Les conséquences de cette seule déformation sont essentiellement disgracieuses, mais aussi douloureuses à l’adolescence ou à l’âge adulte.

La dystrophie rachidienne de croissance (maladie de Scheuermann) est la 1re cause de cyphose de l’adolescent (fig. 6.11B). Les douleurs se situent essentiellement au sommet de la déformation.

Les autres causes (malformation congénitale ou maladie osseuse constitutionnelle) s’inscrivent dans un contexte d’évaluation spécialisée.

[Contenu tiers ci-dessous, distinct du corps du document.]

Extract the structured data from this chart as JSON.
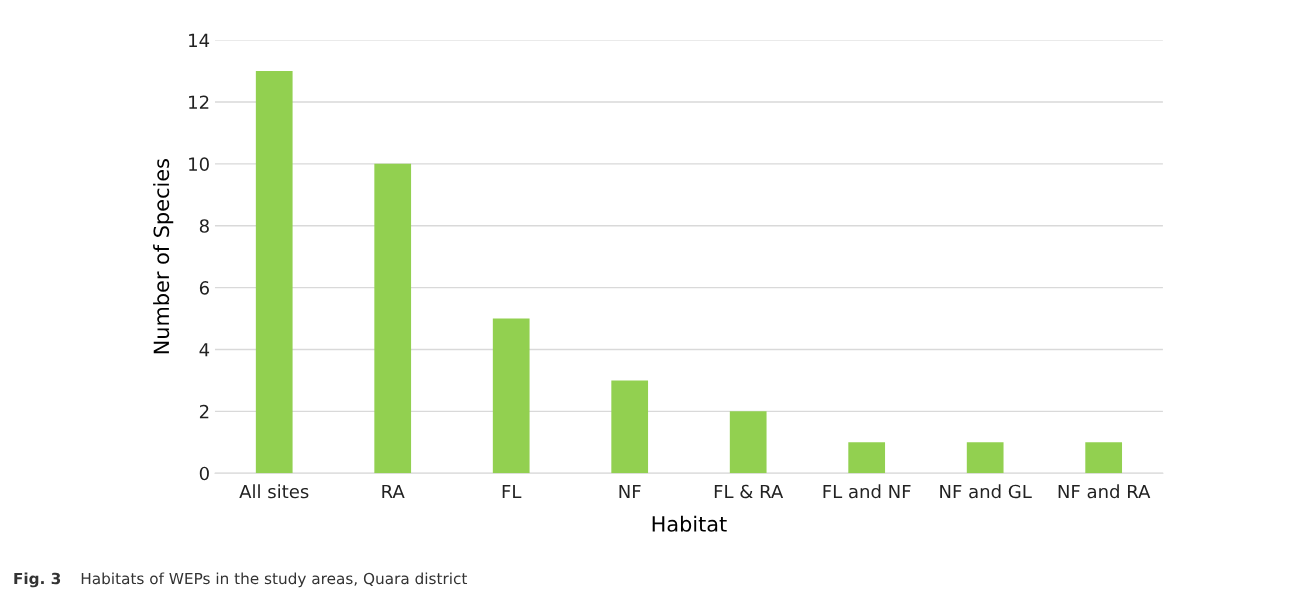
{
  "chart_data": {
    "type": "bar",
    "xlabel": "Habitat",
    "ylabel": "Number of Species",
    "categories": [
      "All sites",
      "RA",
      "FL",
      "NF",
      "FL & RA",
      "FL and NF",
      "NF and GL",
      "NF and RA"
    ],
    "values": [
      13,
      10,
      5,
      3,
      2,
      1,
      1,
      1
    ],
    "color": "#92d050",
    "ylim": [
      0,
      14
    ],
    "yticks": [
      0,
      2,
      4,
      6,
      8,
      10,
      12,
      14
    ],
    "grid": "y",
    "legend": false,
    "annotations": [
      "Fig. 3",
      "Habitats of WEPs in the study areas, Quara district"
    ]
  }
}
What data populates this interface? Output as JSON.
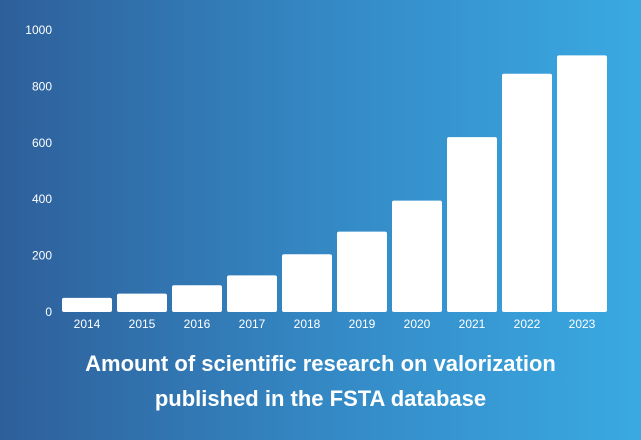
{
  "colors": {
    "bar": "#ffffff",
    "text": "#ffffff",
    "background_left": "#2e5f9a",
    "background_right": "#3aa9e2"
  },
  "chart_data": {
    "type": "bar",
    "title_lines": [
      "Amount of scientific research on valorization",
      "published in the FSTA database"
    ],
    "categories": [
      "2014",
      "2015",
      "2016",
      "2017",
      "2018",
      "2019",
      "2020",
      "2021",
      "2022",
      "2023"
    ],
    "values": [
      50,
      65,
      95,
      130,
      205,
      285,
      395,
      620,
      845,
      910
    ],
    "y_ticks": [
      "0",
      "200",
      "400",
      "600",
      "800",
      "1000"
    ],
    "ylim": [
      0,
      1000
    ],
    "xlabel": "",
    "ylabel": "",
    "grid": false,
    "legend": "none"
  }
}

Figure 11A : Cyphose de dystrophie rachidienne de croissance
A. Cyphose thoracique chez un adolescent. Elle est mesurée cliniquement par les flèches des processus épineux au plus creux de chaque lordose cervicale et lombaire. Cet adolescent a des douleurs du rachis thoracique en rapport avec sa dystrophie osseuse. À l’âge adulte il risque de souffrir de cervicalgies ou de lombalgies en rapport avec les hyperlordoses compensatrices qu’il développe.
Figure 11B : Cyphose de dystrophie rachidienne de croissance
B. Images de dystrophie rachidienne de croissance (maladie de Scheuermann) chez le même patient. Les plateaux vertébraux sont irréguliers et ont perdu leur parallélisme.